コマンドパターンを使用した操作の取り消し機能の実装
この資料では、C#でコマンドパターンを使用して、操作の取り消し機能(Undo)を実装する方法を解説します。コマンドパターンを用いることで、操作の管理、ログの記録、そして取り消し操作を簡単に行うことができます。
コマンドパターンの基礎
コマンドパターンは、操作(コマンド)をオブジェクトとしてカプセル化し、その操作を実行するタイミングや方法を柔軟に変更できるようにするデザインパターンです。各操作は独立したクラスとして定義され、操作対象(例えば、ゲーム内のプレイヤー)に対して特定のアクションを実行します。
取り消し機能の実装手順
1. コマンドインターフェースの定義
まず、すべてのコマンドが実装するインターフェースを定義します。このインターフェースには、操作を実行する Execute
メソッドと、操作を取り消す Unexecute
メソッドを含めます。
public interface ICommand
{
void Execute();
void Unexecute(); // 取り消し操作
}
2. コマンドクラスの作成
次に、具体的なコマンドクラスを作成します。ここでは、プレイヤーが前進する操作と、その操作を取り消すための後退操作を実装します。
public class MoveForwardCommand : ICommand
{
private readonly Player player;
public MoveForwardCommand(Player player)
{
this.player = player;
}
public void Execute()
{
player.MoveForward();
}
public void Unexecute()
{
player.MoveBackward(); // 前進を取り消して後退させる
}
}
// 後退、左移動、右移動のコマンドも同様に作成できます。
3. プレイヤークラスの作成
プレイヤーが実際に動作を行うクラスを作成します。このクラスは、前進や後退といった操作を実行します。
public class Player
{
public void MoveForward()
{
MessageBox.Show("前進しました");
}
public void MoveBackward()
{
MessageBox.Show("後退しました");
}
public void MoveLeft()
{
MessageBox.Show("左に移動しました");
}
public void MoveRight()
{
MessageBox.Show("右に移動しました");
}
}
4. コントローラークラスの作成
コントローラークラスでは、コマンドの実行と取り消しを管理します。実行されたコマンドはスタックに保存され、取り消し要求があった際にスタックからコマンドを取り出し、Unexecute
メソッドを呼び出します。
public class GameController
{
private Stack<ICommand> commandHistory = new Stack<ICommand>();
public void ExecuteCommand(ICommand command)
{
command.Execute();
commandHistory.Push(command);
}
public void Undo()
{
if (commandHistory.Count > 0)
{
ICommand command = commandHistory.Pop();
command.Unexecute();
}
}
}
5. WinFormでの実装
WinFormのボタンをクリックした際に、対応するコマンドが実行され、取り消しボタンがクリックされると最後に実行された操作が取り消されます。

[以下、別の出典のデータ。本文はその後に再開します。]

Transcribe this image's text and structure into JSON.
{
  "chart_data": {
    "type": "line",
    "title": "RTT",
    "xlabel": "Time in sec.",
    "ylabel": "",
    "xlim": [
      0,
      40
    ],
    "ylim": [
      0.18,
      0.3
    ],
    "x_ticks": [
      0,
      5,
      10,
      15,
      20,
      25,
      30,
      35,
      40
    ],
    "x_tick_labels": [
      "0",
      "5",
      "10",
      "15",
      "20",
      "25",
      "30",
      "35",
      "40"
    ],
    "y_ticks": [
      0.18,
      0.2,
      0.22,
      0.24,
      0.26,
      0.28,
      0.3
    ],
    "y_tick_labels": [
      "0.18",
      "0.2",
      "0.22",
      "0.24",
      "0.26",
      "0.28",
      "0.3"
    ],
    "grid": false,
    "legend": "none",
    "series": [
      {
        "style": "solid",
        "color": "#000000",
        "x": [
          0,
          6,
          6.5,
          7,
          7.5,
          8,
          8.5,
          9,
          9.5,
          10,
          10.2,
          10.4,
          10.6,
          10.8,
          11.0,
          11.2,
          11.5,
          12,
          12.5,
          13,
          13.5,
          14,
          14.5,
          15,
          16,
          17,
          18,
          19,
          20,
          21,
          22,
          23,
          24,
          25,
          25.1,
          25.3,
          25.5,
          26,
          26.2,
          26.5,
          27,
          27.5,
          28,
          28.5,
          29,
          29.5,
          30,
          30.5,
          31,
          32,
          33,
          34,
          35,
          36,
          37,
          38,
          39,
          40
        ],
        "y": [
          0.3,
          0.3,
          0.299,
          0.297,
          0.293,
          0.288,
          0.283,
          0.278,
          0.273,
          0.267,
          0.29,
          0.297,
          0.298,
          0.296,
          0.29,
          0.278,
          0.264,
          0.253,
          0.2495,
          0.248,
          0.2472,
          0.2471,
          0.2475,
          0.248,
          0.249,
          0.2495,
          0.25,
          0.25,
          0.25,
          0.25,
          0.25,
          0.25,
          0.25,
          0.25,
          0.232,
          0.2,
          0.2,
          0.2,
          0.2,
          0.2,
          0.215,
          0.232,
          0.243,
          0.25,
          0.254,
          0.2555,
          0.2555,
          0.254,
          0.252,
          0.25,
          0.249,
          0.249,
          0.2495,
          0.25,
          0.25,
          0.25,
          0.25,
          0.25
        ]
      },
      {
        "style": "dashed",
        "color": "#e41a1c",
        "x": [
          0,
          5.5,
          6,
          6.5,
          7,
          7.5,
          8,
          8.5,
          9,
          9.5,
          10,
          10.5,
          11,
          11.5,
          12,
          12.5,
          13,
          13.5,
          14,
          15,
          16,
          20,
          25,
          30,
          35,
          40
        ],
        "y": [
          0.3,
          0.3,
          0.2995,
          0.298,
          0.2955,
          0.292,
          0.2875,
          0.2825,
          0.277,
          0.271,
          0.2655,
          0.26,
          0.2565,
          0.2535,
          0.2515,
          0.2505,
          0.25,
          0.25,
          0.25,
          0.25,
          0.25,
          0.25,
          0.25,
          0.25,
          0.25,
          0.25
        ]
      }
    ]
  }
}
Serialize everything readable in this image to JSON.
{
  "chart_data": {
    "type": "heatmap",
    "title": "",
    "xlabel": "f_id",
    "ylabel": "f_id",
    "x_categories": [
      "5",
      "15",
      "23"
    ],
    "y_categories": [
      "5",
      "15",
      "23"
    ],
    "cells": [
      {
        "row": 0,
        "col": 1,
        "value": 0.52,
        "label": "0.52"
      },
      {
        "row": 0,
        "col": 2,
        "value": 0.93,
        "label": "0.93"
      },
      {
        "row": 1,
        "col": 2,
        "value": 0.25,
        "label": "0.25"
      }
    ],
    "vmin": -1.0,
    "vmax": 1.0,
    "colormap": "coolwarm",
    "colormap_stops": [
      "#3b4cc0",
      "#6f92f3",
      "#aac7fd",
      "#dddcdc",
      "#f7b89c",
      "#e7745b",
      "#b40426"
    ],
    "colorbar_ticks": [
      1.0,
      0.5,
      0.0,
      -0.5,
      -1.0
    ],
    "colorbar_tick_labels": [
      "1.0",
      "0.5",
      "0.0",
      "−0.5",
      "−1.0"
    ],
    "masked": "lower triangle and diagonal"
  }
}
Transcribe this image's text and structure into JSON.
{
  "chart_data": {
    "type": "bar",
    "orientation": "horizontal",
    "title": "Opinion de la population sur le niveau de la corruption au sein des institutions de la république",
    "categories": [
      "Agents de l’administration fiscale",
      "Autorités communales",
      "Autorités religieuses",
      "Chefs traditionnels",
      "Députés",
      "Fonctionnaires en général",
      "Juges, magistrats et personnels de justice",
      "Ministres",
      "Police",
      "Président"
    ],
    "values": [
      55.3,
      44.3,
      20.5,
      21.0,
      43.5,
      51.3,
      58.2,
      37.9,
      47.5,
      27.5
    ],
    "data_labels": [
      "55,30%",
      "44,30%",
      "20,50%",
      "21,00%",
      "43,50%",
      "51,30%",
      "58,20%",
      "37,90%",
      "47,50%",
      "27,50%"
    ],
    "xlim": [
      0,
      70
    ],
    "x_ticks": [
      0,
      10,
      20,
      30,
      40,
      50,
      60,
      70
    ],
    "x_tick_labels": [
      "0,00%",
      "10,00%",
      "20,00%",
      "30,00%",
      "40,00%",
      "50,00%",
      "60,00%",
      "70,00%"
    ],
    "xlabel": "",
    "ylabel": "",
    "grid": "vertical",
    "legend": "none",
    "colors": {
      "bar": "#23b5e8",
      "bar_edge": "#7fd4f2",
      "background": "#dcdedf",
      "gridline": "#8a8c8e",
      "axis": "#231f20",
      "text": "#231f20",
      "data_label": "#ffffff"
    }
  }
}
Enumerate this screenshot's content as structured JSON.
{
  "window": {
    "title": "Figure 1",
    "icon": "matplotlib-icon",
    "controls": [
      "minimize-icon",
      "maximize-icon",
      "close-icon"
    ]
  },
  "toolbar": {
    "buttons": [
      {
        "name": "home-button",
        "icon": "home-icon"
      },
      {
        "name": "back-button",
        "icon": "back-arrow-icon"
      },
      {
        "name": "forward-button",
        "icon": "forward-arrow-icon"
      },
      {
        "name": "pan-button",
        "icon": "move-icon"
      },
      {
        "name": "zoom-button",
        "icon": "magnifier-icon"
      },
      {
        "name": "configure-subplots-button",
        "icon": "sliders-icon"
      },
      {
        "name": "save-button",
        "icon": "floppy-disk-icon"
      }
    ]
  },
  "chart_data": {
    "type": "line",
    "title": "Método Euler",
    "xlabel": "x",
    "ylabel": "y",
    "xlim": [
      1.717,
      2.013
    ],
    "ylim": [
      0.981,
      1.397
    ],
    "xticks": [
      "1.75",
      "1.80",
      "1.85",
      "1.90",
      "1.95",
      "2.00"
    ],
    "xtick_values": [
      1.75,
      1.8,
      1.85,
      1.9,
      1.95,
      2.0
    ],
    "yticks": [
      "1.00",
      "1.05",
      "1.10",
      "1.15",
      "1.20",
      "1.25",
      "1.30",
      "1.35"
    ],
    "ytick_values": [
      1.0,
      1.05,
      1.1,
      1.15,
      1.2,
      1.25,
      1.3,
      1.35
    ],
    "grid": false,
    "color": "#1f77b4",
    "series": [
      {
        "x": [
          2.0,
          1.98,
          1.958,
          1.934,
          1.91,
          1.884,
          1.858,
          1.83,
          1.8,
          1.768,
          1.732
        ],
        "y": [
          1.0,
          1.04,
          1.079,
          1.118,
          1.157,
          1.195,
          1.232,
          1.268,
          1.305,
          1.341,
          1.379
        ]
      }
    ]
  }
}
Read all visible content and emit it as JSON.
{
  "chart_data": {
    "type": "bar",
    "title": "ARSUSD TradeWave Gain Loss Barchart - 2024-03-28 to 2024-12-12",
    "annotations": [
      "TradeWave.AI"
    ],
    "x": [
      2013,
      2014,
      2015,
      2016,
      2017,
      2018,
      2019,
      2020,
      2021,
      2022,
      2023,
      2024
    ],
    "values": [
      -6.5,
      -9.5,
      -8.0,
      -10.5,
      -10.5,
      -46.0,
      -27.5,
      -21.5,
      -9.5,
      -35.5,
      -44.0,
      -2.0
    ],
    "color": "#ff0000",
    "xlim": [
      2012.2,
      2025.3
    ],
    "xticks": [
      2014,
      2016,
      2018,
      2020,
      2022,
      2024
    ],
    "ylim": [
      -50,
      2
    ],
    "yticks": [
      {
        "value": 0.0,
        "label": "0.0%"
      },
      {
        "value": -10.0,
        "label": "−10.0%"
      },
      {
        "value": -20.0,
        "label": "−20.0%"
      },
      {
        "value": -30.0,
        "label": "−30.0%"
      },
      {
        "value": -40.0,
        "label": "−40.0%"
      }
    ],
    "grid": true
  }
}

public partial class MainForm : Form
{
private GameController gameController;
private Player player;
public MainForm()
{
InitializeComponent();
player = new Player();
gameController = new GameController();
}
private void buttonMoveForward_Click(object sender, EventArgs e)
{
MoveForwardCommand command = new MoveForwardCommand(player);
gameController.ExecuteCommand(command);
}
private void buttonUndo_Click(object sender, EventArgs e)
{
gameController.Undo();
}
// 他のボタンに対しても同様にコマンドを設定します
}
まとめ
コマンドパターンを使用することで、操作をオブジェクトとして管理し、ログの記録や取り消し機能を実装することが容易になります。この資料では、プレイヤーの移動操作に対する取り消し機能の実装方法を示しました。スタックを用いたコマンド履歴の管理により、操作を遡って取り消すことができ、より柔軟で拡張性の高いシステム設計が可能になります。